Wednesday, December 9, 2009

The Promise


The Promise to redeem us, one to free us
Break this silence in the violence of our lives
~ Michael W. Smith, The Promise 2007

I love this time of year! All the lights, laughter, joy, music, food, family, friends, etc. But that's not all of it... for this is the time of year where we celebrate the greatest gift given to the world, that of our Savior, Jesus Christ. Yes there is something sweet and wonderful about the way Christmas music and lights and trees make you feel, but what about the blessing that comes with this celebration? That is what I've been meditating on lately. This blog might be a little premature, but I just couldn't hold it in any longer... I think mostly because I have lost sight of the promise given to me and it hit me full force tonight.

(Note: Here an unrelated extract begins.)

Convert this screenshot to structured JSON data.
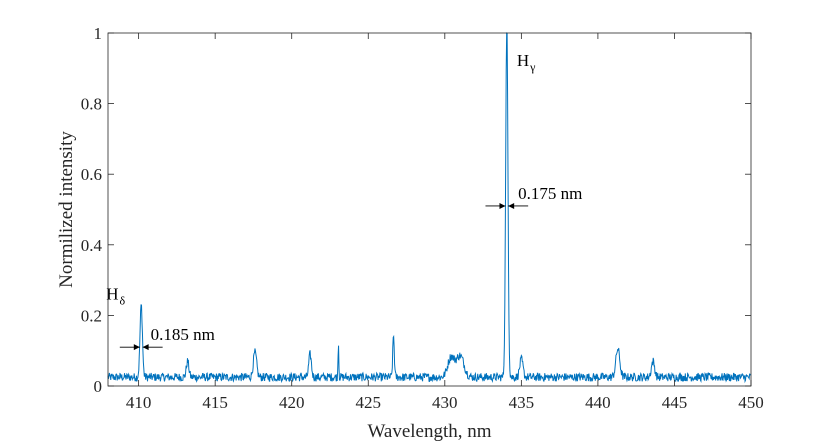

Tonight I spent some time with a dear friend and as we were talking I nonchalantly shared one of my greatest fears with her and it was in that moment that I realized I had given up. Given up on God, given up on me, given up on the truth...

God set before me a vision, a dream, a promise my sophmore year in college and there has been so much hope tied up in that and for whatever reason over the last year I've gotten off track and lost sight of what it is that He is calling me to. Yes I am pursuing my masters and yes I believe God has called me to do that, however that is only part of the dream/promise that He has set before me... the other part is what I've lost touch with. And this finally gets me to why I'm writing... promises. God promised the world to numerous characters in the Bible and as I picked it up to search and study these promises, these are the ones that stood out to me...

To Abram:
"Do not be afraid, Abram. I am your shield, your very great reward." ~ Gen. 15:1

To Joseph:
"But after he had considered this, an angel of the Lord appeared to him in a dream and said, 'Joseph, son of David, do not be afraid to take Mary home as your wife, because what is conceived in her is from the Holy Spirit. She will give birth to a son and you are to give him the name Jesus because he will save his people from their sins.' All this took place to fulfill what the Lord had said through the prophet." ~ Matt. 1:20-22

To Mary:
"But the angel said to her, 'Do not be afraid, Mary, you have found favor with God. You will be with child and give birth to a son, and you are to give him the name Jesus. He will be great and will be called the Son of the Most High. The Lord God will give him the throne of his father David, and he will reign over the house of Jacob forever; his kingdom will never end.'" ~ Luke 1:30-33

Notice how He tells Abram, Joseph, and Mary to not be afraid. How is it that one little four letter word (FEAR) can keep us from fulfilling that which God has promised us or set out before us? For me my promise is not all in my hands (it's a 2 part deal), but the part that is means I've gotta have a little five letter word (FAITH). All the time I ask people to trust me, to have a little faith in me, to give me a chance, but yet I'm always the last person to follow that advice. I'm always the last person to trust myself, to have a little faith in me, and most definitely to give myself any sort of chance. Maybe it's about time to change all that.

Of course I realize this is a little bit easier said than done, so I set before you the first challenge for the coming year... I guess you can call it a Faith challenge (and by all means, keep me accountable too). Search your heart dear friend, see what it is that God has promised you, what you hope for, what you've heard God speak over you and mediate on it for a bit. Mediate to see if you've lost touch with that promise or if you've lost hope in the idea or in God. He won't be mad, I promise... He just wants you to be honest. Take a leap in 2010 and reignite that passion towards that promise that God has set before you (whether just recently or some time ago).

I think you'll be pleasantly surprised in what God can do and will do... be sure to keep me posted, I too want to hear how God is making your dreams come true!